La advertencia del informe Latinobarómetro 2017 es contundente en lo que respecta a los indicadores relativos al apoyo que la ciudadanía le da a la democracia en nuestra región: “Lo que hoy es el promedio, antes era el mínimo. Lo normal ahora es el mínimo de antes”. Los avances, sostiene el informe, se tienen sólo en el ámbito de lo económico, pero no en el de la política y lo social, y advierte: hay una clara disociación entre el mundo de la economía y el mundo de la política. Los resultados que nos da este informe, de algún modo eran previsibles.
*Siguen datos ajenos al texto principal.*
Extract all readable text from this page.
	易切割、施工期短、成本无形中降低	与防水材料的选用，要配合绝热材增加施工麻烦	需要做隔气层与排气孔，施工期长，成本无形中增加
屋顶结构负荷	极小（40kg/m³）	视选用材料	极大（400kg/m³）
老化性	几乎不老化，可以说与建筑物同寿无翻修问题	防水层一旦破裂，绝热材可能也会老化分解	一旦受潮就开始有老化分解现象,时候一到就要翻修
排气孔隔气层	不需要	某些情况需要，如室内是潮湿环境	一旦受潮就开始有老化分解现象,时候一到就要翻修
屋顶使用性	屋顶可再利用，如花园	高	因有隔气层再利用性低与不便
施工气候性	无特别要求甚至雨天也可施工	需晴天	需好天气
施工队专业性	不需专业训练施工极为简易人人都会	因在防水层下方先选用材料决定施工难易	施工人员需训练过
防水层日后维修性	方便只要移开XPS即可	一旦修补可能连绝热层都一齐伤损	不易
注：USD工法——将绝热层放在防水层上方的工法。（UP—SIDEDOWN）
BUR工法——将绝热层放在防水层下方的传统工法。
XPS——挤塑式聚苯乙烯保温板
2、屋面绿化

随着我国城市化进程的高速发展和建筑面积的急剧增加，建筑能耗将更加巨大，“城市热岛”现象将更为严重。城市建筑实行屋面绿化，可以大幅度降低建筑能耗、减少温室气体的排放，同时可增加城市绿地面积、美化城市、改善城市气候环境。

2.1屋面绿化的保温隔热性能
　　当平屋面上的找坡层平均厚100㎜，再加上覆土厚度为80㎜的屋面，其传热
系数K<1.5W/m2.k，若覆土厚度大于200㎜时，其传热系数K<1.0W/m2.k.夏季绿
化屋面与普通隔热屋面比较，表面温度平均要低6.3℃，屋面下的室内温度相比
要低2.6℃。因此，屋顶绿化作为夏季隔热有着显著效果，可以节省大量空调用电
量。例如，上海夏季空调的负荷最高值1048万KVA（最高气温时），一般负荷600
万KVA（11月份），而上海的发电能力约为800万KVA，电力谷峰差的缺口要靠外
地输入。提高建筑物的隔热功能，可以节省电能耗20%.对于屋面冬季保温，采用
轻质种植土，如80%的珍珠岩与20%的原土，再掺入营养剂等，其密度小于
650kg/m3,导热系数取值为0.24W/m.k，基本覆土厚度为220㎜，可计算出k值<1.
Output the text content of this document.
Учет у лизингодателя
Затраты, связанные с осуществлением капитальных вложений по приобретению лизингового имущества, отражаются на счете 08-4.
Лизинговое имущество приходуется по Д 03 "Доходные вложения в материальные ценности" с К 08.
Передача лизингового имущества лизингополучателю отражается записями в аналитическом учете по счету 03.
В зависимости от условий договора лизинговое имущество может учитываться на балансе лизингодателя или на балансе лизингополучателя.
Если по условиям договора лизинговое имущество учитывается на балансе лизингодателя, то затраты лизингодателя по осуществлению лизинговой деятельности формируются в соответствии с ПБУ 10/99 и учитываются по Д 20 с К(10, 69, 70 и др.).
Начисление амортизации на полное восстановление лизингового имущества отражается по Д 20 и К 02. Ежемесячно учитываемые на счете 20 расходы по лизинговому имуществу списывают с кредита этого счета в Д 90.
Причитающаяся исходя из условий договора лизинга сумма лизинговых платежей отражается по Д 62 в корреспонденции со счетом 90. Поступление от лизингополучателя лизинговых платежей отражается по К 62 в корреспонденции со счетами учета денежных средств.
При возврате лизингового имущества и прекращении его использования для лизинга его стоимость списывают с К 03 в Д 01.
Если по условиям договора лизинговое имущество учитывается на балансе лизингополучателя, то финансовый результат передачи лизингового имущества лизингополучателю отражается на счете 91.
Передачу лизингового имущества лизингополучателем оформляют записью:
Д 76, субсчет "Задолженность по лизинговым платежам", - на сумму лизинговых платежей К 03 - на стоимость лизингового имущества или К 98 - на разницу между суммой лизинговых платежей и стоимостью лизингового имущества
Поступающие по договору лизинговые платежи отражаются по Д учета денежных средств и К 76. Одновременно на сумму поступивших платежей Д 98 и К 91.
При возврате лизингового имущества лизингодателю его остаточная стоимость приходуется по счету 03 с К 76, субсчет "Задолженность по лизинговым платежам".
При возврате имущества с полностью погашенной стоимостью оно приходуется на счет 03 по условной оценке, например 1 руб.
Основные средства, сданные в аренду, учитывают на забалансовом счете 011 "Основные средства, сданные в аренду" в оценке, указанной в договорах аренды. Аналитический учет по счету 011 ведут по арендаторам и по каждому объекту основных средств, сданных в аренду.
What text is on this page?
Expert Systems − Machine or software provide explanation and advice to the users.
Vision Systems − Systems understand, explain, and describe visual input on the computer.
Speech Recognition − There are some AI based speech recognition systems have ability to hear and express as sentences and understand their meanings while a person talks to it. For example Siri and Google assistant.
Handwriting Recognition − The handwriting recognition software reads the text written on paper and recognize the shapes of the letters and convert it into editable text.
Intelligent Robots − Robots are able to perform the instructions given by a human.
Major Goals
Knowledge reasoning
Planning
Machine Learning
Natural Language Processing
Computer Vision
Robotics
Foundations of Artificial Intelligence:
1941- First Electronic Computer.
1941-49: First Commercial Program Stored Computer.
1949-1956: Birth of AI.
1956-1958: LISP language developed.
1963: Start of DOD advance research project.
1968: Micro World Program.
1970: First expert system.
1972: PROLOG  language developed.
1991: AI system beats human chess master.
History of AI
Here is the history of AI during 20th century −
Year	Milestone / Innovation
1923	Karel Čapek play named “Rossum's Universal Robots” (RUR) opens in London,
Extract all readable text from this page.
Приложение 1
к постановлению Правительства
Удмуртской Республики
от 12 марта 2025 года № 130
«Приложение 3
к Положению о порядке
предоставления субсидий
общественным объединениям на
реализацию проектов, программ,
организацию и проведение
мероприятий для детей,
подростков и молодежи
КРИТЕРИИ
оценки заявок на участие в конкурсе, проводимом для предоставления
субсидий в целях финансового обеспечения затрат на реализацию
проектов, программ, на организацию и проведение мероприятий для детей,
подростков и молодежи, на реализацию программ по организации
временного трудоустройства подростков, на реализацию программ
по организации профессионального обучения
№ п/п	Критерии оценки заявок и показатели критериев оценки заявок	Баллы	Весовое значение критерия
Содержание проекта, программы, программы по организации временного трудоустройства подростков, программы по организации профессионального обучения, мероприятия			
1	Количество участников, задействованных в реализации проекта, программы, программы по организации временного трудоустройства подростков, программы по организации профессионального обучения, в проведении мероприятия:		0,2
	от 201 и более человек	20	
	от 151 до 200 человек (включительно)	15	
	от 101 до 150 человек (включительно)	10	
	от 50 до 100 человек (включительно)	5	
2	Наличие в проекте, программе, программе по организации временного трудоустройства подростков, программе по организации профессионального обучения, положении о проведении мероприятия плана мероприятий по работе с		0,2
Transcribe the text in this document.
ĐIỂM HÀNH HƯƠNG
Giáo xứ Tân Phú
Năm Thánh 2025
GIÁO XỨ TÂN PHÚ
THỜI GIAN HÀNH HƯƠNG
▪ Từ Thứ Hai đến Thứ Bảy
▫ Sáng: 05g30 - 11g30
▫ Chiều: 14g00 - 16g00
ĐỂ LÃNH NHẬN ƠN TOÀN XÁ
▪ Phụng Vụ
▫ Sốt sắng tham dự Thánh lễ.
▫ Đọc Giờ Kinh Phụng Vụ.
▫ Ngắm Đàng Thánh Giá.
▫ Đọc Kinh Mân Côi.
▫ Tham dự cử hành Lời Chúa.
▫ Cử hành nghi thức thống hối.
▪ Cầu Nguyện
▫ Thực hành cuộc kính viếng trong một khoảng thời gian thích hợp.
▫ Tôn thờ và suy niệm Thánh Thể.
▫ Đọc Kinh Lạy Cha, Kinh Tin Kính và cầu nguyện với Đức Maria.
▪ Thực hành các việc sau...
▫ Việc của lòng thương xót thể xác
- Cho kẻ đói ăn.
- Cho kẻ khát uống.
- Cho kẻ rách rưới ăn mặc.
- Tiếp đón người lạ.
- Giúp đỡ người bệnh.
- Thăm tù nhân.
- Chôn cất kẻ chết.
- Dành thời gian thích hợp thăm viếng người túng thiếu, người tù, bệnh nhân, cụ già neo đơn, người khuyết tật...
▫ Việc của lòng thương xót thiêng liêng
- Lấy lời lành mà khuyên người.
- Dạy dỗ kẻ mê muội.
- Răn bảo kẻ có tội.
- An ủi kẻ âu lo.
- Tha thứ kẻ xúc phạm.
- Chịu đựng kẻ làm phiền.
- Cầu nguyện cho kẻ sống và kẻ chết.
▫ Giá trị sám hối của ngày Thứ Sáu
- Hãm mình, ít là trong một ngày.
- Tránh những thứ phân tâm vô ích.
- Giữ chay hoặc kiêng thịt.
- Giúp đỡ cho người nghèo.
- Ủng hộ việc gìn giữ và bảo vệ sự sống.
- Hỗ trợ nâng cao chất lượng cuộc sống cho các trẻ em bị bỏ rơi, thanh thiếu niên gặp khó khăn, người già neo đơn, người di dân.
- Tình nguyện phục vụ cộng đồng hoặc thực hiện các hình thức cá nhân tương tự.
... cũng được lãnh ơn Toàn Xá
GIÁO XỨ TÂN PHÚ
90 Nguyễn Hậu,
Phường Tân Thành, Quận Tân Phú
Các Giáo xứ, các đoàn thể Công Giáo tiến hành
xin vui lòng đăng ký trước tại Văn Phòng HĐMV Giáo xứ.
La desigualdad en América Latina no ha desaparecido, las violaciones a los derechos humanos son constantes, la corrupción es una característica endógena de nuestros sistemas de partidos políticos; y la pobreza y el hambre son realidades que distan mucho de situarse siquiera en ruta de desaparecer
En el 2014, el Informe País sobre la calidad de la ciudadanía en México, editado por el Instituto Nacional Electoral, había alertado del muy bajo nivel de respaldo ciudadano a la democracia y, desde entonces, poco se ha hecho para diseñar una estrategia nacional de construcción de ciudadanía, sustentado en un modelo de gobierno e institucional auténticamente democrático.
En ese sentido, debe decirse que en el caso mexicano, más que una disociación del mundo de la economía con la política y lo social, estamos ante una dislocación, es decir, una ruptura entre lo que significa la “estabilidad macroeconómica” y el mundo de la vida cotidiana en el cual en millones de hogares se vive con el miedo de perder todo, incluso la capacidad de comer, así como la zozobra de ser víctimas de la delincuencia.
Aun con las recientes reformas no se logró romper con la tendencia de crecimiento mediocre que arrastramos desde hace treinta años: aproximadamente 2% de crecimiento anual, cuando otra estrategia de desarrollo podría llevarnos a una tasa de 5% anual.
Por ello los datos del Latinobarómetro, pero también los del “Panorama económico y social” de la CEPAL, deben llevarnos a la cuestión prioritaria que está en el centro de la fractura de nuestro modelo de desarrollo: cómo generar un quiebre de la desigualdad, porque en el fondo, hacerlo implica una transformación profunda en las relaciones del poder, tanto económico como político.
Abatir la desigualdad implica que haya más “jugadores” en el juego económico; que el Estado recaude más y que distribuya mejor; que el Estado asuma la rectoría de la conducción de la economía vía la justa regulación de los procesos económicos y que, al mismo tiempo, sea un actor relevante vía la inversión productiva y la dinamización de los mercados internos, con criterios sustentables y de procesos integradores de desarrollo regional y local.
La democracia no puede florecer donde las disparidades, la pobreza y la violencia son la constante; donde reina el desorden urbano; donde ser indígena implica una condena histórica de rezago y hambre, y en donde cada una de las fosas repletas de cuerpos torturados y mutilados constituye un agujero en la legitimidad y pertinencia del Estado y su autoridad.
Transformar a la sociedad requiere del respaldo democrático de la ciudadanía, pero en ello es en donde se encuentra el nudo Giordano, porque en México hay un muy bajo nivel de respaldo de la población a la democracia; y hay una muy baja confianza en ella como la forma de gobierno idónea para vivir en paz y con bienestar.
Con lo que tenemos podemos recobrar el sendero del crecimiento y la equidad: habría que iniciar con la consolidación del sistema universal de salud y con la estructuración de un sistema educativo nacional universal y gratuito desde el preescolar hasta la universidad.
Si logramos eso en 10 años, nuestra democracia comenzaría a recobrar su sentido mayor: ser un modo de vida en diálogo, en paz y con prosperidad para todos.